Why are prices unable to advance in Brazil if Brazilian exports are strong and domestic availability is expected to advance discreetly in 2023? According to SAFRAS estimates, availability should close this year at 4.024 mln tons, an increase of 0.38% compared to 4.009 mln tons in 2022. Brazilian exports are largely responsible for this year’s availability adjustment, considering that it must close 2023 with an increase of 8.22%, at 1.187 mln tons, against the 1.097 mln tons shipped last year. Exports are mopping up this year’s production surpluses. Brazil’s 2023 production is estimated at 5.211 mln tons, compared to 5.106 mln tons last year, an increase of 2.06%.
The big issue is not the measured increase in availability this year, but rather the meat supply in Brazil, which has advanced significantly over the last few years, and so far the domestic market has not been able to adapt to the point where prices have increased. It is also worth mentioning that even with affordable prices, pork still ranks third in the preference of the population.

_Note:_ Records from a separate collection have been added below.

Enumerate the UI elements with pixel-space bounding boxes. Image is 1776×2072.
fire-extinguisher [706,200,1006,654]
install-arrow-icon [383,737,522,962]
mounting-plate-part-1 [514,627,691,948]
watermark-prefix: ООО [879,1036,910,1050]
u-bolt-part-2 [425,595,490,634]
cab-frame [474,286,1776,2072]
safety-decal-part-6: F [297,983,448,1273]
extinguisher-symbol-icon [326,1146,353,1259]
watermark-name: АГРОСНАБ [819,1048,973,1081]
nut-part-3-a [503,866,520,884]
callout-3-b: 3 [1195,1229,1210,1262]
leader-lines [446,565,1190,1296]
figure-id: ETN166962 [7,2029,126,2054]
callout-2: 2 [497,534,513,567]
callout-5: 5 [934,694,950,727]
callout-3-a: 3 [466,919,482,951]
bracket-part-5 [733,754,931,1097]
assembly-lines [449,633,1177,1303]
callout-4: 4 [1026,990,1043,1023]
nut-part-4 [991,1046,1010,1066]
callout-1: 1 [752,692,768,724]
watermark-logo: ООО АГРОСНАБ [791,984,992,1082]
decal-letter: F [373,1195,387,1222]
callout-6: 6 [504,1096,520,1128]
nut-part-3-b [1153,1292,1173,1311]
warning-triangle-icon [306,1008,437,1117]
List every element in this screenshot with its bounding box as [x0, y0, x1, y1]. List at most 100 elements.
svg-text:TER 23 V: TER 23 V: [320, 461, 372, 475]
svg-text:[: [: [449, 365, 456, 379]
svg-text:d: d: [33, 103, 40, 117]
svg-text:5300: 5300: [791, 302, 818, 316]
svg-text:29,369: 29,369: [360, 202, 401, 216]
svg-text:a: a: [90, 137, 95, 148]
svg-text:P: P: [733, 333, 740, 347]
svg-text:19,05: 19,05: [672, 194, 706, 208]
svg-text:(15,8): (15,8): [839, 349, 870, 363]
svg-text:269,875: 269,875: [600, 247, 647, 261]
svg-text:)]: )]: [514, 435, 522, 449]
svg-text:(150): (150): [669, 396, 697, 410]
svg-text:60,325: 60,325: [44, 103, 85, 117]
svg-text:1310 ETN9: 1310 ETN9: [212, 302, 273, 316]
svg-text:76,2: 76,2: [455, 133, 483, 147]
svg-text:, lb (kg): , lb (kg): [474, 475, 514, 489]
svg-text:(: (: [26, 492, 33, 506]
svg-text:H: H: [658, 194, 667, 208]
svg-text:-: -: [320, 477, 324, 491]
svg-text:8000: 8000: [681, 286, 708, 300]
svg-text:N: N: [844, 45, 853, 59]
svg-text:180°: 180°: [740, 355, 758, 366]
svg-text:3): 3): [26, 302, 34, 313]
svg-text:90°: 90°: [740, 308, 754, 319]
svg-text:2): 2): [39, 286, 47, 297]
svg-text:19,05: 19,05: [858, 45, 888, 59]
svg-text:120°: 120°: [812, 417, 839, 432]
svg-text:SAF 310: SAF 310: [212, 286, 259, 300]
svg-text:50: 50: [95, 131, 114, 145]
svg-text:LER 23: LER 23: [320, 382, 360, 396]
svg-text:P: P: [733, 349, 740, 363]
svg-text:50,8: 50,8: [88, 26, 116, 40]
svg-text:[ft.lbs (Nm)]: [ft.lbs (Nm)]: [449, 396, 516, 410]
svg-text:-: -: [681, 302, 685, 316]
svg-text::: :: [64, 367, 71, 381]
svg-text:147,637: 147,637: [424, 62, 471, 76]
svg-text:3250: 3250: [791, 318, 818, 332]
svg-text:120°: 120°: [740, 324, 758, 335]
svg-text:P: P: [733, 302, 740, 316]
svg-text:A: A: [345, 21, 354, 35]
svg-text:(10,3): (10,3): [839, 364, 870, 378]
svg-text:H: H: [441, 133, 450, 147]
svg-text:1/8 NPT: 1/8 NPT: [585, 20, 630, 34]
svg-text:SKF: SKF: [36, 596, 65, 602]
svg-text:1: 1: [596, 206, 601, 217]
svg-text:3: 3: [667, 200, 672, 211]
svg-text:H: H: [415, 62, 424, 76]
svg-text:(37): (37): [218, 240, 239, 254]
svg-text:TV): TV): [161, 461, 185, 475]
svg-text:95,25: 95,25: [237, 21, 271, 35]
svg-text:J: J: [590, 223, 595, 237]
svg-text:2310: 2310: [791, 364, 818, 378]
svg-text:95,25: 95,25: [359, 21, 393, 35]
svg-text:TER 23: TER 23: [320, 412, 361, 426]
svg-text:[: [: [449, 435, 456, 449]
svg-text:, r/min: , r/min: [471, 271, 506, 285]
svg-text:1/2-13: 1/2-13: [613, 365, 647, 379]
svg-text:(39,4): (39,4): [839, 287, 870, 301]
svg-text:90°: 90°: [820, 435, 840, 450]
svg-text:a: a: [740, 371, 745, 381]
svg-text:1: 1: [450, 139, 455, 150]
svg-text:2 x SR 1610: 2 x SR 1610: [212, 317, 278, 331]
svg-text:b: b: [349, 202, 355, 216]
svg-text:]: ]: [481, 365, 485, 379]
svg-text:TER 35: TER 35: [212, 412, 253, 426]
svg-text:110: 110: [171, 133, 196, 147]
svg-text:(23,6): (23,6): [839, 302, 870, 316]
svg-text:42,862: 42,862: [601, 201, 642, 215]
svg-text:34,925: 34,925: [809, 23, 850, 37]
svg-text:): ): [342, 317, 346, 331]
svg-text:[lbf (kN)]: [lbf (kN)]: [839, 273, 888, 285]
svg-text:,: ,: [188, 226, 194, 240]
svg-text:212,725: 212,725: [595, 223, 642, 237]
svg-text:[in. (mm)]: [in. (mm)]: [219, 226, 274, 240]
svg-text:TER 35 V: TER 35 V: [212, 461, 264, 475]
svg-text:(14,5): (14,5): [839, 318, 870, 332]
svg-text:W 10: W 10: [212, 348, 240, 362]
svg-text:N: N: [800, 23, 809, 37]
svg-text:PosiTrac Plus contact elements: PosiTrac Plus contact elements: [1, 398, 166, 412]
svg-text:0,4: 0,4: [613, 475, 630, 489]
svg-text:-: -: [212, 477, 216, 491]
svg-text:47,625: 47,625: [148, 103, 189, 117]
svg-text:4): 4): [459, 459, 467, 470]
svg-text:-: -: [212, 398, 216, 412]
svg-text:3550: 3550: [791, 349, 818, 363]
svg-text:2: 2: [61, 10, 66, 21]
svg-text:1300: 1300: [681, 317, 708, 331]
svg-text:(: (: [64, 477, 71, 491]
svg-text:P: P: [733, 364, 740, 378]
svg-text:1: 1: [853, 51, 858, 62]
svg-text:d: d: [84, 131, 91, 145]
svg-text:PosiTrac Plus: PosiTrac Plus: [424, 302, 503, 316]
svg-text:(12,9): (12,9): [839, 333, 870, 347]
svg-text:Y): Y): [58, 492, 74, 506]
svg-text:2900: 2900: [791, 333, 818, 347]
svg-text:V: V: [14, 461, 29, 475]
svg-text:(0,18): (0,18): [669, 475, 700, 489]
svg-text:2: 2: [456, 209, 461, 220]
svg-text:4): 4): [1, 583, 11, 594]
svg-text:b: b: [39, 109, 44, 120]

The attached graph shows the evolution of slaughter over recent years. The annual slaughter of pigs in Brazil is expected to close this year with an increase of nearly 8 mln head compared to 2018, pointing out that the data for 2023 are still estimates. From 2019 onward there has been a great increase in investments in Brazil due to the expectation of China’s advance, which actually happened for a period, but the Chinese have already recovered their herds and are operating with less impetus in imports at this time. It is worth noting that a new increase in slaughter is expected in 2024, estimated at 48.960 mln head against the 48.329 mln head expected for this year. The positive point is that there is a slowdown in the rate of slaughter.
Another issue that weighs on the dynamics of live pig negotiations in this second half of the year is the price per ton of pork exported, which has been falling for months, which is bad for the industry’s margins. The volumes exported by Brazil are significant but with prices under pressure. The low price of Brazilian pork is a major differentiator and accounts for this year’s positive results. The European Union, which in recent history is the largest global pork exporter, suffers from high prices due to tight supply, reducing its attractiveness, so Brazil has been able to compete in more markets, especially in Asia.
For the first quarter of 2024, the scenario for Brazilian pig farming should be more challenging than the current moment, considering that pork supply will remain high and demand typically decreases due to seasonal effects. Slaughter will continue to grow, even at a slower pace in 2024, but the average weight of animals may increase due to lower costs than in recent years. It is worth considering that the new soybean crop will be large, barring weather conditions. Corn has fallen significantly since mid-March/2023 and, as a result, the exchange ratio with pigs has improved considerably. Therefore, it is natural to expect an easing of weight-related adjustment measures as seen in the first half of this year.